Литмир - Электронная Библиотека
Содержание  
A
A

После 1928-го Клемперер стал часто приезжать в Москву на гастроли. Уже на вокзале он обычно задавал встречавшим его вопрос: «Как дела у Детского театра и Наташи?»

П. М. Керженцев однажды даже пожурил меня за то, что я, зная теплое ко мне отношение великого дириясера, никогда не встречаю его.

— Он же не в Детский театр дирижировать приезжает, — ответила я.

Платон Михайлович только рукой махнул: неисправима!

Он недооценивал, конечно, сколько у меня было дел во имя главного. То, что называется «личная жизнь», было у меня тогда далеко на втором, даже третьем плане. А Клемперер… помню, шла рядом с ним по улице, и все прохожие смеялись: он — титан, я — козявка, пятьдесят килограммов весу. Моя голова, кончается там, где начинается его плечо.

Такой я себя чувствовала по отношению к нему и по существу. Его успехи в Москве и Ленинграде все росли, женщины одолевали его цветами и письмами; одна даже переусердствовала: сидела около его дверей всю ночь, и он ее утром почти спустил с лестницы — так орал и махал своими длиннущими руками, что она чуть не заболела.

Вероятно, он знал, что этот факт стал широко «популярен», и, словно оправдываясь, сказал мне: — Неужели она не понимает, что любовь это дело двоих. Я же ей это еще в прошлый приезд объяснял.
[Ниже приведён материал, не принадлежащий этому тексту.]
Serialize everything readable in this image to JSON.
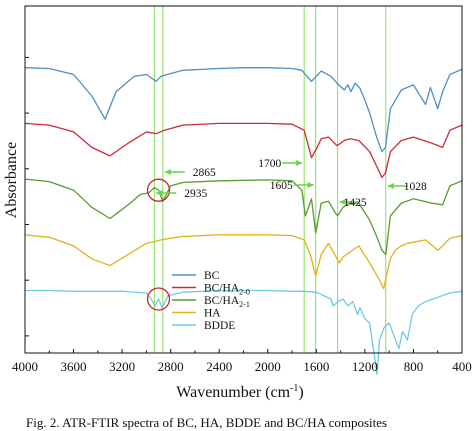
{
  "chart_data": {
    "type": "line",
    "xlabel": "Wavenumber (cm",
    "xlabel_sup": "-1",
    "xlabel_end": ")",
    "ylabel": "Absorbance",
    "xlim": [
      4000,
      400
    ],
    "x_ticks": [
      4000,
      3600,
      3200,
      2800,
      2400,
      2000,
      1600,
      1200,
      800,
      400
    ],
    "y_ticks_labeled": false,
    "grid": false,
    "legend_position": "bottom-left",
    "series": [
      {
        "name": "BC",
        "color": "#4f8fc4",
        "offset": 2.6,
        "points": [
          [
            4000,
            0.02
          ],
          [
            3800,
            0.03
          ],
          [
            3600,
            0.1
          ],
          [
            3450,
            0.35
          ],
          [
            3340,
            0.62
          ],
          [
            3250,
            0.3
          ],
          [
            3100,
            0.12
          ],
          [
            3000,
            0.1
          ],
          [
            2920,
            0.18
          ],
          [
            2880,
            0.12
          ],
          [
            2700,
            0.05
          ],
          [
            2400,
            0.03
          ],
          [
            2200,
            0.02
          ],
          [
            2000,
            0.02
          ],
          [
            1800,
            0.03
          ],
          [
            1720,
            0.05
          ],
          [
            1640,
            0.18
          ],
          [
            1560,
            0.06
          ],
          [
            1480,
            0.12
          ],
          [
            1430,
            0.2
          ],
          [
            1370,
            0.28
          ],
          [
            1340,
            0.22
          ],
          [
            1315,
            0.3
          ],
          [
            1280,
            0.2
          ],
          [
            1240,
            0.26
          ],
          [
            1200,
            0.4
          ],
          [
            1160,
            0.55
          ],
          [
            1110,
            0.8
          ],
          [
            1060,
            1.0
          ],
          [
            1030,
            0.95
          ],
          [
            990,
            0.5
          ],
          [
            900,
            0.28
          ],
          [
            800,
            0.22
          ],
          [
            700,
            0.45
          ],
          [
            660,
            0.25
          ],
          [
            600,
            0.5
          ],
          [
            560,
            0.3
          ],
          [
            500,
            0.1
          ],
          [
            420,
            0.05
          ],
          [
            400,
            0.04
          ]
        ]
      },
      {
        "name": "BC/HA",
        "sub": "2-0",
        "color": "#cc2b36",
        "offset": 1.95,
        "points": [
          [
            4000,
            0.02
          ],
          [
            3800,
            0.04
          ],
          [
            3600,
            0.12
          ],
          [
            3450,
            0.3
          ],
          [
            3300,
            0.4
          ],
          [
            3150,
            0.25
          ],
          [
            3000,
            0.12
          ],
          [
            2920,
            0.14
          ],
          [
            2850,
            0.1
          ],
          [
            2700,
            0.04
          ],
          [
            2400,
            0.02
          ],
          [
            2000,
            0.02
          ],
          [
            1800,
            0.03
          ],
          [
            1700,
            0.1
          ],
          [
            1640,
            0.42
          ],
          [
            1600,
            0.32
          ],
          [
            1560,
            0.2
          ],
          [
            1500,
            0.18
          ],
          [
            1430,
            0.28
          ],
          [
            1370,
            0.22
          ],
          [
            1320,
            0.2
          ],
          [
            1250,
            0.22
          ],
          [
            1160,
            0.35
          ],
          [
            1110,
            0.5
          ],
          [
            1060,
            0.65
          ],
          [
            1030,
            0.6
          ],
          [
            990,
            0.35
          ],
          [
            900,
            0.22
          ],
          [
            800,
            0.18
          ],
          [
            650,
            0.25
          ],
          [
            560,
            0.3
          ],
          [
            500,
            0.1
          ],
          [
            400,
            0.04
          ]
        ]
      },
      {
        "name": "BC/HA",
        "sub": "2-1",
        "color": "#5a9a2e",
        "offset": 1.3,
        "points": [
          [
            4000,
            0.02
          ],
          [
            3800,
            0.05
          ],
          [
            3600,
            0.15
          ],
          [
            3450,
            0.35
          ],
          [
            3300,
            0.48
          ],
          [
            3150,
            0.32
          ],
          [
            3050,
            0.2
          ],
          [
            2980,
            0.18
          ],
          [
            2935,
            0.12
          ],
          [
            2900,
            0.15
          ],
          [
            2865,
            0.28
          ],
          [
            2800,
            0.1
          ],
          [
            2700,
            0.06
          ],
          [
            2400,
            0.04
          ],
          [
            2000,
            0.03
          ],
          [
            1800,
            0.04
          ],
          [
            1720,
            0.15
          ],
          [
            1690,
            0.45
          ],
          [
            1640,
            0.25
          ],
          [
            1605,
            0.65
          ],
          [
            1560,
            0.3
          ],
          [
            1500,
            0.28
          ],
          [
            1450,
            0.4
          ],
          [
            1425,
            0.45
          ],
          [
            1380,
            0.35
          ],
          [
            1320,
            0.3
          ],
          [
            1250,
            0.3
          ],
          [
            1160,
            0.5
          ],
          [
            1100,
            0.7
          ],
          [
            1060,
            0.85
          ],
          [
            1028,
            0.9
          ],
          [
            990,
            0.45
          ],
          [
            900,
            0.3
          ],
          [
            800,
            0.25
          ],
          [
            650,
            0.3
          ],
          [
            560,
            0.32
          ],
          [
            500,
            0.1
          ],
          [
            400,
            0.04
          ]
        ]
      },
      {
        "name": "HA",
        "color": "#e2b21b",
        "offset": 0.65,
        "points": [
          [
            4000,
            0.02
          ],
          [
            3800,
            0.05
          ],
          [
            3600,
            0.15
          ],
          [
            3450,
            0.3
          ],
          [
            3300,
            0.38
          ],
          [
            3150,
            0.25
          ],
          [
            3000,
            0.12
          ],
          [
            2935,
            0.1
          ],
          [
            2880,
            0.08
          ],
          [
            2800,
            0.06
          ],
          [
            2700,
            0.04
          ],
          [
            2400,
            0.02
          ],
          [
            2000,
            0.02
          ],
          [
            1800,
            0.03
          ],
          [
            1700,
            0.08
          ],
          [
            1650,
            0.25
          ],
          [
            1605,
            0.5
          ],
          [
            1560,
            0.25
          ],
          [
            1500,
            0.12
          ],
          [
            1410,
            0.35
          ],
          [
            1380,
            0.28
          ],
          [
            1320,
            0.22
          ],
          [
            1250,
            0.15
          ],
          [
            1160,
            0.35
          ],
          [
            1080,
            0.55
          ],
          [
            1045,
            0.65
          ],
          [
            1030,
            0.55
          ],
          [
            990,
            0.3
          ],
          [
            950,
            0.2
          ],
          [
            900,
            0.15
          ],
          [
            850,
            0.12
          ],
          [
            700,
            0.08
          ],
          [
            600,
            0.2
          ],
          [
            560,
            0.15
          ],
          [
            500,
            0.06
          ],
          [
            400,
            0.03
          ]
        ]
      },
      {
        "name": "BDDE",
        "color": "#6fcbe3",
        "offset": 0.0,
        "points": [
          [
            4000,
            0.02
          ],
          [
            3800,
            0.02
          ],
          [
            3600,
            0.03
          ],
          [
            3400,
            0.03
          ],
          [
            3200,
            0.03
          ],
          [
            3000,
            0.05
          ],
          [
            2960,
            0.12
          ],
          [
            2930,
            0.2
          ],
          [
            2900,
            0.12
          ],
          [
            2870,
            0.22
          ],
          [
            2820,
            0.08
          ],
          [
            2700,
            0.04
          ],
          [
            2400,
            0.02
          ],
          [
            2000,
            0.02
          ],
          [
            1800,
            0.03
          ],
          [
            1700,
            0.03
          ],
          [
            1600,
            0.04
          ],
          [
            1480,
            0.12
          ],
          [
            1460,
            0.2
          ],
          [
            1420,
            0.15
          ],
          [
            1380,
            0.12
          ],
          [
            1340,
            0.2
          ],
          [
            1300,
            0.15
          ],
          [
            1260,
            0.3
          ],
          [
            1240,
            0.22
          ],
          [
            1200,
            0.35
          ],
          [
            1160,
            0.4
          ],
          [
            1120,
            0.8
          ],
          [
            1100,
            1.0
          ],
          [
            1080,
            0.6
          ],
          [
            1040,
            0.45
          ],
          [
            1000,
            0.4
          ],
          [
            960,
            0.55
          ],
          [
            920,
            0.7
          ],
          [
            890,
            0.5
          ],
          [
            850,
            0.6
          ],
          [
            810,
            0.3
          ],
          [
            760,
            0.2
          ],
          [
            700,
            0.15
          ],
          [
            600,
            0.1
          ],
          [
            500,
            0.05
          ],
          [
            400,
            0.03
          ]
        ]
      }
    ],
    "reference_lines": [
      2935,
      2865,
      1700,
      1605,
      1425,
      1028
    ],
    "annotations": [
      {
        "label": "2865",
        "x": 2865
      },
      {
        "label": "2935",
        "x": 2935
      },
      {
        "label": "1700",
        "x": 1700
      },
      {
        "label": "1605",
        "x": 1605
      },
      {
        "label": "1425",
        "x": 1425
      },
      {
        "label": "1028",
        "x": 1028
      }
    ],
    "circles": [
      {
        "series": "BC/HA2-1",
        "x": 2900
      },
      {
        "series": "BDDE",
        "x": 2900
      }
    ],
    "caption": "Fig. 2. ATR-FTIR spectra of BC, HA, BDDE and BC/HA composites"
  }
}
Мне понравилось это выражение: «любовь — дело двоих», и я поняла, что дружба со мной, то есть с существом, которое наверняка не собирается бросаться на его вершинную шею, его в какой-то степени страхует от нежелательных этих наскоков. Поняла, и стала с ним приветливее, мягче, тем более что он хотел видеть меня на всех своих выступлениях, а я уже поняла, как это меня обогащает. Собеседник он был средне интересный. Зато музыкант!!!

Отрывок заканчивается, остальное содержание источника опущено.